Il secondo volume propone, fra gli altri, “Il Carnevale dell’Uomo Cervo”, racconto ispirato all’omonima festa popolare molisana, vincitore del XVIII Trofeo RiLL e pubblicato anche all’estero, sulle pagine della rivista irlandese Albedo One (numero 45, settembre 2014, con titolo “The Stag”). Inoltre, il racconto “Intersezioni” è stato fra i finalisti del premio Algernon Blackwood per racconti horror, bandito da Delos Books.
La recensione di Miriam:
Con Oscure Regioni II si conclude il percorso immaginario, tracciato da Luigi Musolino, e che esplora i lati più bui e misteriosi della nostra Italia.

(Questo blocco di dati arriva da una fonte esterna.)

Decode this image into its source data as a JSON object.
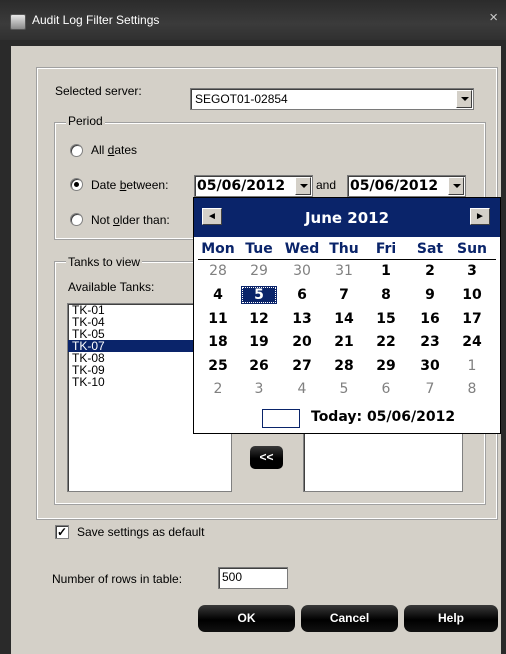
{
  "window": {
    "title": "Audit Log Filter Settings",
    "close_glyph": "×"
  },
  "server": {
    "label": "Selected server:",
    "value": "SEGOT01-02854"
  },
  "period": {
    "label": "Period",
    "all_dates_prefix": "All ",
    "all_dates_ul": "d",
    "all_dates_suffix": "ates",
    "between_prefix": "Date ",
    "between_ul": "b",
    "between_suffix": "etween:",
    "older_prefix": "Not ",
    "older_ul": "o",
    "older_suffix": "lder than:",
    "selected": "between",
    "from_date": "05/06/2012",
    "and_label": "and",
    "to_date": "05/06/2012"
  },
  "tanks": {
    "group_label": "Tanks to view",
    "available_label": "Available Tanks:",
    "available": [
      "TK-01",
      "TK-04",
      "TK-05",
      "TK-07",
      "TK-08",
      "TK-09",
      "TK-10"
    ],
    "selected_index": 3,
    "remove_all_label": "<<"
  },
  "calendar": {
    "month_title": "June 2012",
    "prev_glyph": "◄",
    "next_glyph": "►",
    "weekdays": [
      "Mon",
      "Tue",
      "Wed",
      "Thu",
      "Fri",
      "Sat",
      "Sun"
    ],
    "weeks": [
      [
        "28",
        "29",
        "30",
        "31",
        "1",
        "2",
        "3"
      ],
      [
        "4",
        "5",
        "6",
        "7",
        "8",
        "9",
        "10"
      ],
      [
        "11",
        "12",
        "13",
        "14",
        "15",
        "16",
        "17"
      ],
      [
        "18",
        "19",
        "20",
        "21",
        "22",
        "23",
        "24"
      ],
      [
        "25",
        "26",
        "27",
        "28",
        "29",
        "30",
        "1"
      ],
      [
        "2",
        "3",
        "4",
        "5",
        "6",
        "7",
        "8"
      ]
    ],
    "today_label": "Today: 05/06/2012"
  },
  "save_default": {
    "label": "Save settings as default",
    "checked": true,
    "check_glyph": "✓"
  },
  "rows": {
    "label": "Number of rows in table:",
    "value": "500"
  },
  "buttons": {
    "ok": "OK",
    "cancel": "Cancel",
    "help": "Help"
  }
}
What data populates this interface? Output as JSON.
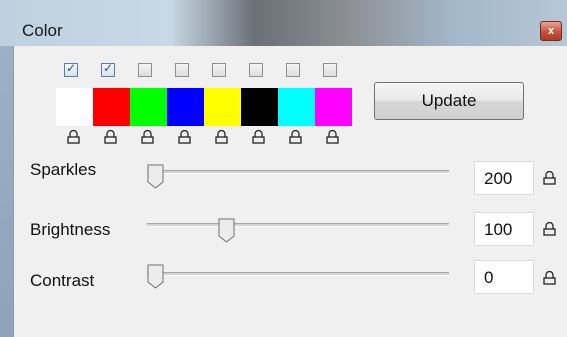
{
  "window": {
    "title": "Color",
    "close_glyph": "x"
  },
  "colors": {
    "swatches": [
      {
        "name": "white",
        "hex": "#ffffff",
        "checked": true
      },
      {
        "name": "red",
        "hex": "#ff0000",
        "checked": true
      },
      {
        "name": "green",
        "hex": "#00ff00",
        "checked": false
      },
      {
        "name": "blue",
        "hex": "#0000ff",
        "checked": false
      },
      {
        "name": "yellow",
        "hex": "#ffff00",
        "checked": false
      },
      {
        "name": "black",
        "hex": "#000000",
        "checked": false
      },
      {
        "name": "cyan",
        "hex": "#00ffff",
        "checked": false
      },
      {
        "name": "magenta",
        "hex": "#ff00ff",
        "checked": false
      }
    ],
    "lock_icon": "lock-icon"
  },
  "update_button": {
    "label": "Update"
  },
  "sliders": {
    "sparkles": {
      "label": "Sparkles",
      "value": "200",
      "level": 0.0
    },
    "brightness": {
      "label": "Brightness",
      "value": "100",
      "level": 0.25
    },
    "contrast": {
      "label": "Contrast",
      "value": "0",
      "level": 0.0
    }
  }
}
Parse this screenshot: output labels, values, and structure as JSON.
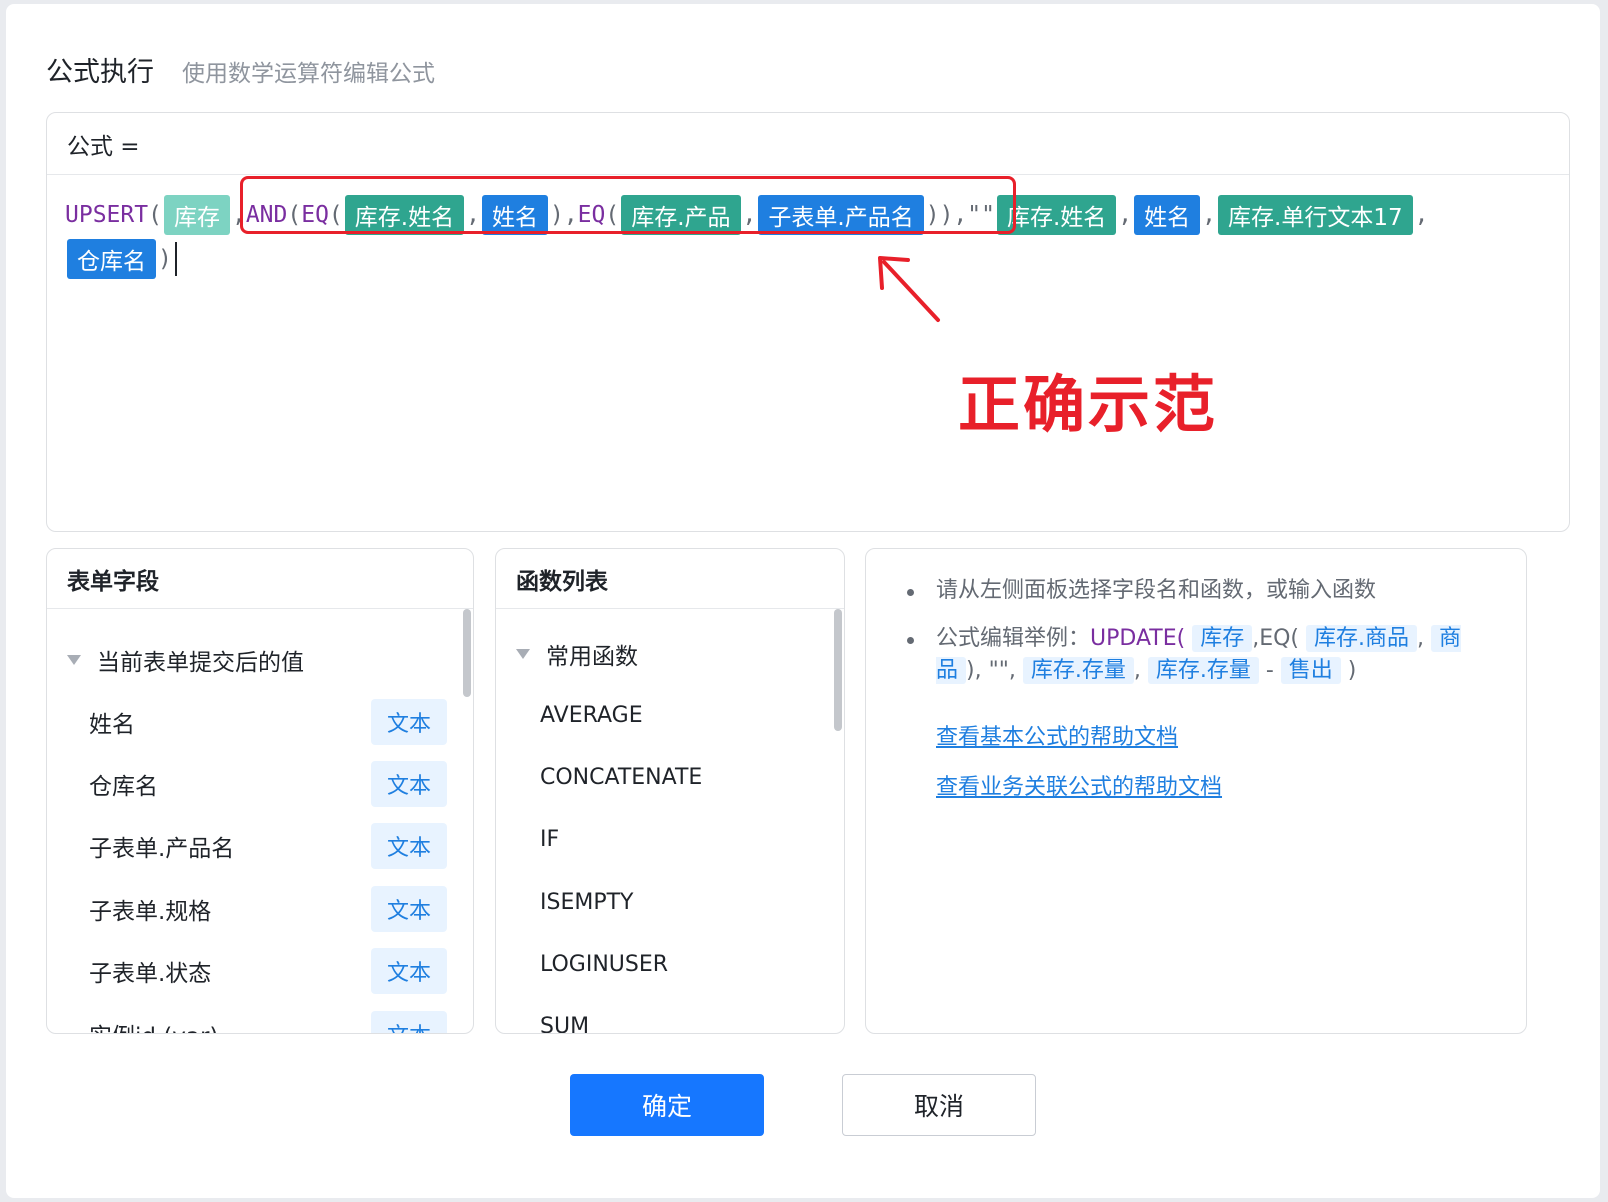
{
  "dialog": {
    "title": "公式执行",
    "subtitle": "使用数学运算符编辑公式"
  },
  "formula": {
    "label": "公式 =",
    "fn_upsert": "UPSERT",
    "fn_and": "AND",
    "fn_eq": "EQ",
    "open": "(",
    "close": ")",
    "comma": ",",
    "dbl_close": "))",
    "empty_str": "\"\"",
    "t_stock": "库存",
    "t_stock_name": "库存.姓名",
    "t_name": "姓名",
    "t_stock_product": "库存.产品",
    "t_sub_product": "子表单.产品名",
    "t_stock_name2": "库存.姓名",
    "t_name2": "姓名",
    "t_stock_text17": "库存.单行文本17",
    "t_warehouse": "仓库名"
  },
  "annotation": {
    "text": "正确示范",
    "color": "#e8202a"
  },
  "form_fields": {
    "title": "表单字段",
    "group": "当前表单提交后的值",
    "items": [
      {
        "name": "姓名",
        "type": "文本"
      },
      {
        "name": "仓库名",
        "type": "文本"
      },
      {
        "name": "子表单.产品名",
        "type": "文本"
      },
      {
        "name": "子表单.规格",
        "type": "文本"
      },
      {
        "name": "子表单.状态",
        "type": "文本"
      },
      {
        "name": "实例id (var)",
        "type": "文本"
      }
    ]
  },
  "functions": {
    "title": "函数列表",
    "group": "常用函数",
    "items": [
      "AVERAGE",
      "CONCATENATE",
      "IF",
      "ISEMPTY",
      "LOGINUSER",
      "SUM"
    ]
  },
  "help": {
    "tip1": "请从左侧面板选择字段名和函数，或输入函数",
    "tip2_prefix": "公式编辑举例：",
    "ex_update": "UPDATE(",
    "ex_stock": "库存",
    "ex_eq": ",EQ(",
    "ex_stock_product": "库存.商品",
    "ex_comma1": ",",
    "ex_product": "商品",
    "ex_mid": "), \"\",",
    "ex_stock_qty": "库存.存量",
    "ex_comma2": ",",
    "ex_stock_qty2": "库存.存量",
    "ex_minus": "-",
    "ex_sold": "售出",
    "ex_end": ")",
    "link1": "查看基本公式的帮助文档",
    "link2": "查看业务关联公式的帮助文档"
  },
  "buttons": {
    "ok": "确定",
    "cancel": "取消"
  },
  "colors": {
    "primary": "#1677ff",
    "form_token": "#2fa58f",
    "field_token": "#1f7fe0",
    "function": "#7a2ea0"
  }
}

Una nuova carrellata di dieci racconti copre le regioni rimaste inesplorate nel volume precedente. Cambiano i paesaggi – questa volta ci muoviamo essenzialmente nel centro-nord – cambiano i dialetti, le architetture, i profumi, i colori, e cambiano anche le leggende che si tramandano di bocca in bocca, ma il senso di inquietudine che attraversa l’intero blocco narrativo rimane lo stesso. È sempre horror, infatti, il taglio scelto dall’autore per rivisitare i vecchi miti. Che si parli di nani, mutaforma, animali magici o strani abitanti dei boschi, il loro incontro con gli uomini qui non origina mai una favola a lieto fine, ma si rivela sempre foriero di sventure o rappresenta l’inizio di un incubo. In queste pagine il mito acquisisce una forte connotazione dark; si propone come specchio deformante delle paure dell’essere umano, ma anche dei suoi difetti e delle sue colpe, svolgendo in diverse occasioni la funzione di un monito. Non sono le creature fantastiche in sé a essere maligne, non sono i luoghi maledetti a prescindere ma, spesso, è il modo in cui l’uomo si rapporta a essi a scatenare reazioni temibili. È quel che accade, per esempio, ne Le Abominations des Altitudes, in cui il male si risveglia quando l’essere umano sfida le montagne e, per sete di curiosità e conquista, ruba un uovo di Dahuì rompendo un delicato equilibrio. Uno schema simile si replica ne Il carnevale dell’Uomo Cervo (racconto vincitore del Trofeo Rill, che avevamo già avuto modo di apprezzare nell’omonima antologia), laddove una creatura mitologica, Gl’Cierv appunto, dissemina terrore e morte per difendersi da chi gli dà la caccia, non negando la sua benevolenza a chi, al contrario, sceglie di schierarsi dalla sua parte, salvandolo dall’estinzione.
In
racconti come questi il mito diviene metafora del rapporto uomo-natura, del
conflitto fra vecchio e nuovo. Il mostro si
fa portavoce della Terra che si ribella all’intervento invasivo e distruttivo
dell’essere umano, di una spiritualità ormai dimenticata alla cui base c’era il
rispetto per l’ambiente che ci circonda.
In
altri casi la creatura fantastica si propone come una rappresentazione del
diverso, dell’emarginato dalla società che, stanco di subire soprusi, mette in
atto un suo piano di vendetta personale. In Nato
con la camicia, per esempio, il
nano Yari sfrutta la magia dei fulmini per punire chi lo ha maltrattato. In Smeraldo, un Homo Saurus diviene oggetto
di una spietata caccia al mostro e, finisce per diventarlo davvero, ma solo a
scopo difensivo – la stessa creatura considerata letale da molti è,
infatti, in grado di fare amicizia con
una bambina che non lo teme e non lo considera un abominio, aiutandola addirittura a sconfiggere la sua solitudine.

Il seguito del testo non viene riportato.